Bruno Bettelheim wrote a book called The Uses of Enchantment designed (as far as I can tell) to defend and promote the use of fairy tales in bringing up children. Naturally it is referenced in a number of storytelling articles I have read. I have only just started the book, and so far it is quite intriguing. Here is a quote that reminds me of the arguments I began articulating earlier.

There is a widespread refusal to let children know that the source of much that goes wrong in life is due to our very own natures– the propensity of all men for acting aggressively, asocially, selfishly, out of anger and anxiety. Instead we want our children to believe that, inherently all men are good. But children know that they are not always good; and often, even when they are, they would prefer not to be. This contradicts what they are told by their parents, and therefore makes the child a monster in his own eyes.

I have often thought about how ridiculous it is that adults continue to assert the inherent goodness of children (as one who has cared for/observed them most of my life), but I had never before considered how it must seem to the honest and thoughtful child who is aware of his or her own shortcomings.

Indeed, if a sensitive child is told that children’s goodness comes naturally, and honestly observes that his own goodness does not– I can see that being rather distressing, even if not completely “mak[ing] the child a monster in his own eyes.”

Writing and Writing

“Where did you get your copies?”
“Out of my head.”
“That head I see now on your shoulders?”
“Yes, sir.”
“Has it other furniture of the same kind within?
“I should think it may have: I should hope–better.”

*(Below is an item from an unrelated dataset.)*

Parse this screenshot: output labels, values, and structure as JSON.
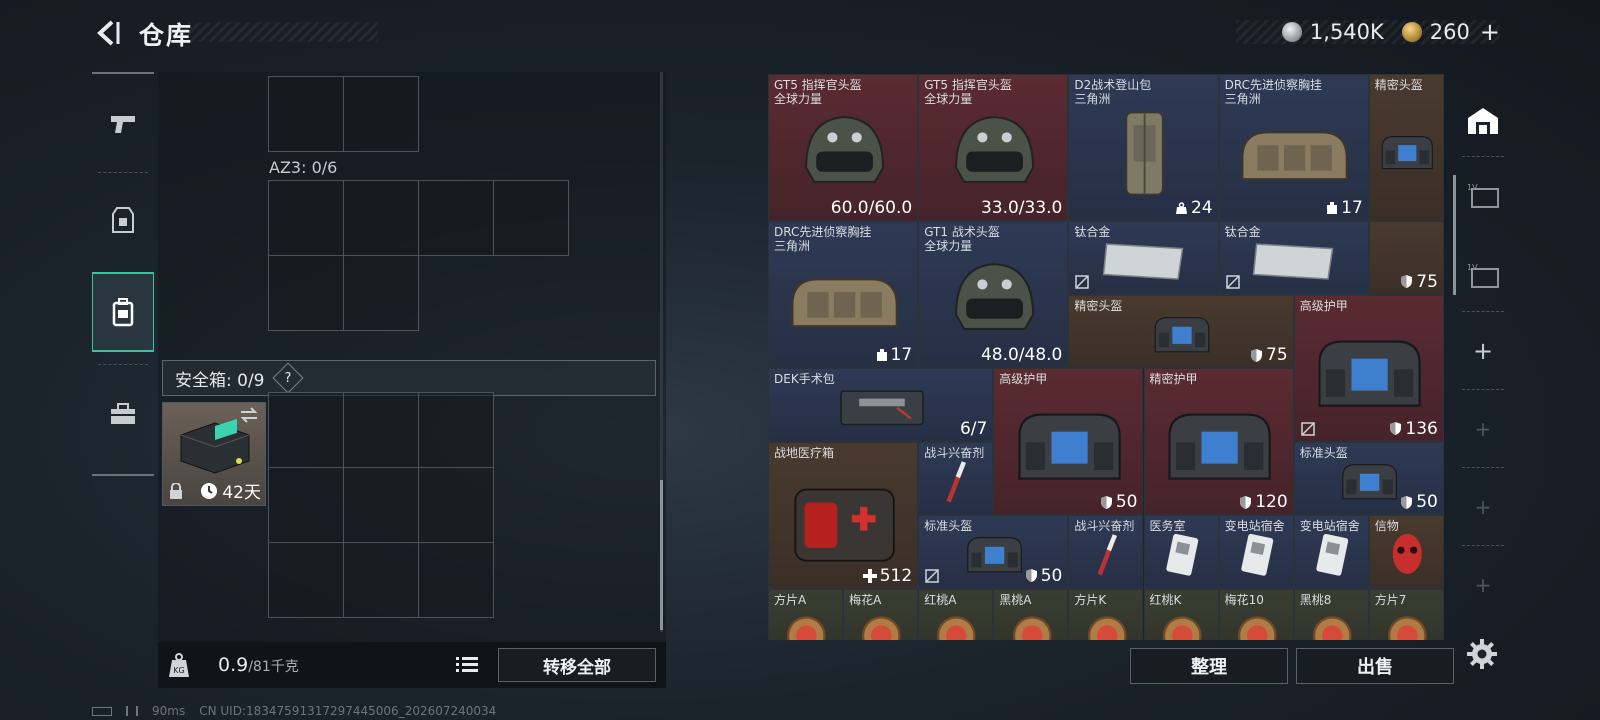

I think it was the first two books I read about novel-writing that planted the four most impactful ideas.

  1. Never save anything for your next novel
  2. Don’t expect to publish your first novel
  3. Expect writing a novel to take a long time
  4. Publishers aren’t interested in a one-book wonder. They want to create a brand.

I wonder now if these statements had the most impact on me because they were in the first books I read, or because they are what I most needed to hear.

One of the authors said his first published novel was the third he wrote, but the first two weren’t wasted because (aside from helping him develop as a writer and learn/perfect his craft) having those manuscripts proved to his publisher that he was serious about writing. Eventually he did rework at least one of them for publication.

My challenge sometimes seems to be remembering that I have enough material to make more books. I like that opening quote (from Jane Eyre) because it reflects my feelings about producing more than one work.  I continue to write because it is like moving– I can only be still so long. But more than just having something new to write, I want it to actually be better.